STAR VALLEY uses two spark-gap transmitters in dialogue, both controlled by a natural language processing AI algorithm trained on the US Department of Defense and NATO nicknames and descriptions of programs, activities, exercises and special access programs.
The work consists of a Neural Network generating nicknames and corresponding descriptions, and is in part inspired by the 1975 Joint Chiefs of Staff Code Word, Nickname, and Exercise Terms System (NICKA), which automates such assignments. It reflects on the present state of encoding, decoding, secrecy and transparency by transmitting these neural network imagined nicknames in Morse code through a very wide band spark-gap apparatus. By pairing the earliest form of wireless transmission with contemporary computational developments, the work opens a window onto the landscape of the accountability of secrecy.
- A production of Projekt Atol, Ljubljana
- Realized with the support of the Ministry of Culture Republic of Slovenia, European Network for Contemporary Audiovisual Creation (ENCAC), Conseil des arts et des lettres de Quebec, Canada Council for the Arts, City of Ljubljana Cultural Programs, Systemics Lab MATP, University of California Santa Barbara
Marko Peljhan (SI/US) and Matthew Biederman (CA/US) have been collaborating since 2002. They first met during a residency at Markolab while it was situated in Blair Atholl, Scotland.

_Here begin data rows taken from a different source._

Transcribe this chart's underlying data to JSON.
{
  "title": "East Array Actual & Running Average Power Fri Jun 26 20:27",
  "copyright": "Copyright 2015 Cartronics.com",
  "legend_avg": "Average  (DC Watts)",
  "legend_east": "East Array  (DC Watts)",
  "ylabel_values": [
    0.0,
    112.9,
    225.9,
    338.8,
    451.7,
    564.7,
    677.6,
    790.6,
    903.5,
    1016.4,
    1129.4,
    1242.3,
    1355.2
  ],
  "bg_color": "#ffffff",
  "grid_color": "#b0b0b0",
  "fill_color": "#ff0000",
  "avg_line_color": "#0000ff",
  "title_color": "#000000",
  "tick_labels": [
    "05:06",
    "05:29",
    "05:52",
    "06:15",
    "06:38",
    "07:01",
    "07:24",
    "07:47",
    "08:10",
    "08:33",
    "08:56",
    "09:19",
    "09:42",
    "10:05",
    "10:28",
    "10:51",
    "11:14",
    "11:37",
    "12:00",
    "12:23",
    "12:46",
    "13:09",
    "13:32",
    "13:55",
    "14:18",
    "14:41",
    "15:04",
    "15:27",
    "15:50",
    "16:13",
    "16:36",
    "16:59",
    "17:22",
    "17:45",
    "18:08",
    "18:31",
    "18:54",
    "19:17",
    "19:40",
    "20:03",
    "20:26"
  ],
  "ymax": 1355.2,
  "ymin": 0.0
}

Since then, they have performed, produced installations, and founded the Arctic Perspective Initiative, dedicated to fusing traditional knowledges with new technologies towards the greater autonomy of the circumpolar regions. Their projects have been featured at festivals such as Ars Electronica, Transmediale, Moscow, the Montreal and Lyon Biennales, among others. Marko Peljhan is a theatre and radio director, conceptual artist and researcher. Matthew Biederman has been working across media and milieus, architectures and systems, communities and continents, since 1990.